En otras palabras, los movimientos de los precios, al alza y a la baja, son resultado de la psicología de los diversos inversores, por tanto siempre manifestarán una serie de emociones relacionadas según sea la situación de su inversión.

Detectar los ciclos emocionales anteriores es bastante sencillo, con ver un gráfico de un periodo determinado alcanza para darse cuenta cómo se movieron las emociones de los inversores, plasmadas en las fluctuaciones de los precios. Sin embargo entender el proceso emocional y dominarlo al momento de invertir es no resulta tan sencillo.

Un ciclo emocional del mercado se compone de varias etapas, sin embargo muchas parecidas entre sí, por lo que es preferible un esquema más práctico como el siguiente:

Optimismo: Todo comienza aquí. Es cuando inicia la inversión, con altas esperanzas ya que se espera un alto rendimiento.

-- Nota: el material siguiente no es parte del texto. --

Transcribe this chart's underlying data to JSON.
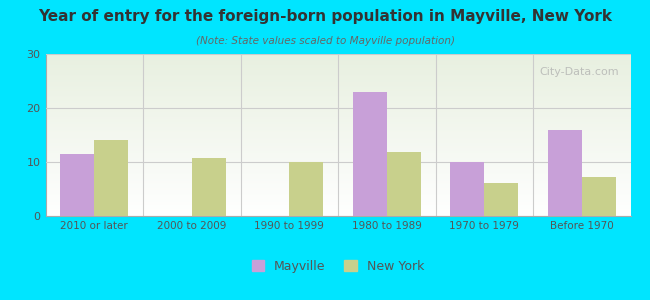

Entusiasmo: La inversión va a favor, se observan rendimientos altos, surgen emociones positivas y el inversor desea continuar e ir por más. Aquí la avaricia es determinante pues siempre se desea sacarle más jugo al Mercado.

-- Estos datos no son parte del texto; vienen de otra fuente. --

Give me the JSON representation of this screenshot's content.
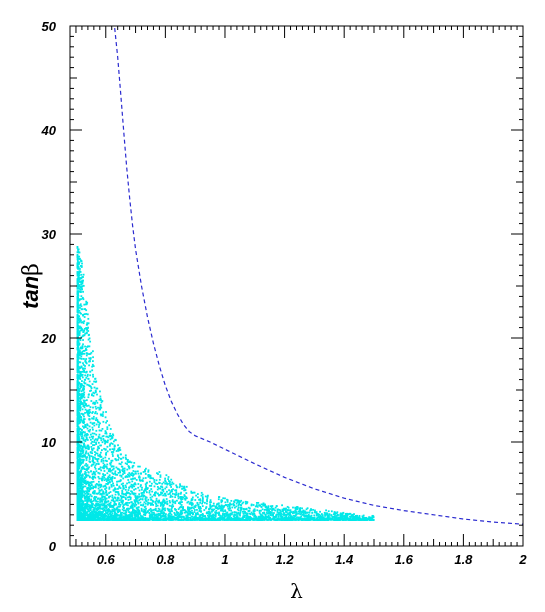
{
  "chart_data": {
    "type": "scatter",
    "title": "",
    "xlabel": "λ",
    "ylabel_main": "tan",
    "ylabel_symbol": "β",
    "xlim": [
      0.48,
      2.0
    ],
    "ylim": [
      0,
      50
    ],
    "grid": false,
    "legend": "none",
    "x_ticks": [
      {
        "value": 0.6,
        "label": "0.6"
      },
      {
        "value": 0.8,
        "label": "0.8"
      },
      {
        "value": 1.0,
        "label": "1"
      },
      {
        "value": 1.2,
        "label": "1.2"
      },
      {
        "value": 1.4,
        "label": "1.4"
      },
      {
        "value": 1.6,
        "label": "1.6"
      },
      {
        "value": 1.8,
        "label": "1.8"
      },
      {
        "value": 2.0,
        "label": "2"
      }
    ],
    "y_ticks": [
      {
        "value": 0,
        "label": "0"
      },
      {
        "value": 10,
        "label": "10"
      },
      {
        "value": 20,
        "label": "20"
      },
      {
        "value": 30,
        "label": "30"
      },
      {
        "value": 40,
        "label": "40"
      },
      {
        "value": 50,
        "label": "50"
      }
    ],
    "series": [
      {
        "style": "dashed-line",
        "color": "#2a2ad0",
        "points": [
          [
            0.63,
            49.8
          ],
          [
            0.64,
            47.0
          ],
          [
            0.65,
            43.5
          ],
          [
            0.66,
            40.0
          ],
          [
            0.67,
            36.5
          ],
          [
            0.68,
            33.5
          ],
          [
            0.69,
            30.8
          ],
          [
            0.7,
            28.5
          ],
          [
            0.72,
            25.0
          ],
          [
            0.74,
            22.0
          ],
          [
            0.76,
            19.5
          ],
          [
            0.78,
            17.3
          ],
          [
            0.8,
            15.4
          ],
          [
            0.82,
            13.9
          ],
          [
            0.84,
            12.7
          ],
          [
            0.86,
            11.7
          ],
          [
            0.88,
            11.0
          ],
          [
            0.9,
            10.6
          ],
          [
            0.95,
            10.0
          ],
          [
            1.0,
            9.3
          ],
          [
            1.1,
            7.9
          ],
          [
            1.2,
            6.6
          ],
          [
            1.3,
            5.5
          ],
          [
            1.4,
            4.6
          ],
          [
            1.5,
            3.9
          ],
          [
            1.6,
            3.4
          ],
          [
            1.7,
            3.0
          ],
          [
            1.8,
            2.6
          ],
          [
            1.9,
            2.3
          ],
          [
            2.0,
            2.1
          ]
        ]
      },
      {
        "style": "scatter",
        "color": "#00e8e8",
        "description_of_distribution": "",
        "envelope": [
          [
            0.505,
            28.8
          ],
          [
            0.51,
            28.5
          ],
          [
            0.52,
            27.5
          ],
          [
            0.53,
            25.0
          ],
          [
            0.54,
            23.0
          ],
          [
            0.55,
            20.5
          ],
          [
            0.56,
            18.0
          ],
          [
            0.57,
            16.0
          ],
          [
            0.58,
            15.0
          ],
          [
            0.6,
            13.0
          ],
          [
            0.62,
            11.0
          ],
          [
            0.65,
            9.3
          ],
          [
            0.7,
            7.9
          ],
          [
            0.75,
            7.3
          ],
          [
            0.8,
            7.0
          ],
          [
            0.85,
            6.0
          ],
          [
            0.9,
            5.3
          ],
          [
            1.0,
            4.6
          ],
          [
            1.1,
            4.2
          ],
          [
            1.2,
            3.9
          ],
          [
            1.3,
            3.6
          ],
          [
            1.4,
            3.2
          ],
          [
            1.45,
            3.0
          ],
          [
            1.5,
            2.9
          ]
        ],
        "y_min": 2.5,
        "count": 6000
      }
    ]
  }
}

Euforia: En este punto se llega al máximo riesgo financiero y también la máxima ganancia económica. Es momento de vender ahora que la inversión ya otorgó beneficios rápidos y fáciles. Hay que eliminar la avaricia y saber que es el momento de ganar.

Incredulidad: El mercado comienza a comportarse de forma irregular, llega la sensación de que ganarle dinero al mercado no es fácil. Se reduce la esperanza de mejora a corto plazo.

Desolación: Comienza a preocupar el precio de la inversión, no hay plan B y surgen las dudas. Comienza a manifestarse el nerviosismo y más cuando el valor de la inversión ha disminuido. Es aquí cuando hay que confiar en la estrategia establecida.

Pánico: El miedo está presente y domina, la inversión perdió los rendimientos. Ya no hay control sobre la inversión. No se sabe el comportamiento del precio y puede que haya más perdidas, se busca vender a cualquier precio para perder lo menos posible.

Depresión: El inversor se rinde. Sin embargo, se marca el punto de máxima oportunidad financiera, si el inversor sabe controlar el pánico se puede replantear el volver a invertir y entenderá que en el Mercado también se vale perder.

Esperanza: La caída emocional fue dura, si el inversor es fuerte analizará lo que salió mal y aquí es donde nacen los inversores de verdad, los que aprenden de los errores. Surgen oportunidades de entrada y el inversor fuerte comienza nuevamente a analizar, entendiendo al Mercado y su comportamiento.

Todo vuelve a repetirse una y otra vez, pero ahora el inversor se vuelve un poco más inteligente si logró aprender de sus errores.

Entonces podemos decir que aunque una estrategia se planea con base a información concreta y análisis previo, es bueno tener en cuenta el ciclo emocional de un Mercado y más al momento de tomar decisiones.

En las inversiones las emociones deben controlarse, de lo contrario pueden afectar la estrategia elegida y más si ésta no se comporta como se había pensado. Hay que invertir con disciplina, y eso es algo que sólo el tiempo y la experiencia brindan.